Throughout the summer Johnny Depp’s defamation claim for libel against News Group Newspapers Ltd (The Sun) has been hitting the headlines. Following the English case which commenced trial on 7 July 2020 has possibly been a welcome (but sad, given it involves allegations of domestic violence) change for many, as the news is so heavily dominated with the lasted on coronavirus these days. Well, the case has now come to close with judgement being given on 2 November 2020.
The first thing to note is that defamatory statements are either considered to be libel or slander. Libel is a statement that is made in permanent form. Such as, written/printed words, online material, movies, radio broadcasts, or theatre. Slander is committed in a temporary form, such as gestures or spoken words.
Depp brought a libel claim against News Group Newspapers and The Sun’s executive editor, Dan Wotton, over an article published on the website on 27 April 2018 with the headline, ‘GONE POTTY How Can J K Rowling be ‘’genuinely happy’’ casting wife beater Johnny Depp in the new Fantastic Beasts film?’. The Headline was amended the next day (28 April 2018) to include, ‘after assault claim?’ at the end of the original title. The hard copy of the The Sun which included an article under the amended title was released the same day.
The News Groups primary witness was Depp’s ex-wife, Amber Heard, who made the allegations of domestic violence. Depp claimed the article was defamatory as it was false and fictitious and had caused his reputation ‘serious harm’ under the Defamation Act 2013. The News Group used the defence of truth under Section 2 Defamation Act 2013, claiming it had evidence of domestic violence, with Heard being their key witness.
Section 2(1) of the Defamation Act states that, ‘it is a defence to an action for defamation for the defendant to show that the imputation conveyed by the statement complained of is substantially true.’ So, minor inaccuracies will not prevent this defence applying if it is substantially true. In other words, every word does not literally need to be true if it is broadly accurate. If a defendant proves the statement is ‘substantially true’, it will apply no matter how damaging it is to the claimants’ reputation.
The News Group used 14 incidents of alleged assaults in order to prove their defence. I will not go into detail here as the incidents were often the main focus of the news throughout the summer whilst covering the case, so have been heavily reported.
In judgement Mr Justice Nicol said, ‘I have found that the great majority of alleged assaults of Ms Heard by Mr Depp have been proved to the civil standard’. ‘The exceptions are Incidents 6, 11’. So, it was held that 12 out of the 14 incidents were proved to be ‘substantially true’ to the civil standard.
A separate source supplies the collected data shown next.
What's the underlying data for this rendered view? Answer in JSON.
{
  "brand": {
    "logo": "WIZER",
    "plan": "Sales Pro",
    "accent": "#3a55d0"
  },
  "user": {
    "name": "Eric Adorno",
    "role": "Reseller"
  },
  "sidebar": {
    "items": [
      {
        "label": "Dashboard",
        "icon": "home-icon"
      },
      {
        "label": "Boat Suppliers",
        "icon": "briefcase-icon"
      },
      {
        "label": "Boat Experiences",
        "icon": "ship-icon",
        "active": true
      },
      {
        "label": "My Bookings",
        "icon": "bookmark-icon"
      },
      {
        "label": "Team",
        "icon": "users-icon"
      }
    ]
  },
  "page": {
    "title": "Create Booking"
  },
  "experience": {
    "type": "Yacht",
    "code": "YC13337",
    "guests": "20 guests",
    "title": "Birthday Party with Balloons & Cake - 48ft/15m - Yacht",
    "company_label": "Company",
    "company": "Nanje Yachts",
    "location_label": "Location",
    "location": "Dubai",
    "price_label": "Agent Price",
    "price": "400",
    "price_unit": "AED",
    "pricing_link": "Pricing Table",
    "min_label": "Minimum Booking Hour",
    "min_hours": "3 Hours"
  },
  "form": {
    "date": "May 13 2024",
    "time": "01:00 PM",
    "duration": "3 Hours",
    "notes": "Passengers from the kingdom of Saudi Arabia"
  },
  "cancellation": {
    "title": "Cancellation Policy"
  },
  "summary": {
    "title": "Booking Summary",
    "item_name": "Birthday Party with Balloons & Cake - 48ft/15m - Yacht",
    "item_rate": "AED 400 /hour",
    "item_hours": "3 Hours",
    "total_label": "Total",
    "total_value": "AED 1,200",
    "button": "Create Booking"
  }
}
The civil standard of proof is ‘on the balance of probabilities’ which basically means anything proved over 50% is a win. In contrast the criminal standard is ‘beyond reasonable doubt’ which is a much higher standard and rightly so considering people can lose their liberties and freedom in a criminal case.
In conclusion Depp failed in his action for libel. Mr Justice Nicol said, ‘the Defendants have shown that what they published in the meaning which I have held the words to bear was substantially true’. He also said, ‘it has not been necessary to consider the fairness of the article or the defendants’ ‘malice’ because those are immaterial to the statutory defence of truth.’
Let’s not forget that in March 2019 Depp sued Heard for libel in the court of Fairfax County, Virginia, USA. The litigation for that case is ongoing and the trial is unlikely to take place before January 2021. So, there may be more to come in news, in the future.
Legal fees for a defamation case in the United Kingdom can be so substantial that it could easily be argued that it is a rich persons’ law, especially if it goes to trial.
As a business that has an online presence it is vital that you are careful with what you, or those that work for you post on your website, or social media account. You do not want to post defamatory content and risk being sued for defamation. Not only can the individual be sued, the organisation that operates the website, or social media account can also be sued. As an employer you are vicariously liable (responsible) for your employees’ actions during the course of their employment. Even if you do not get sued due to the obvious cost issues, defamatory content on your website, or social media can create a bad image for your business. A bad image will cost you financially during a time when most need the trade.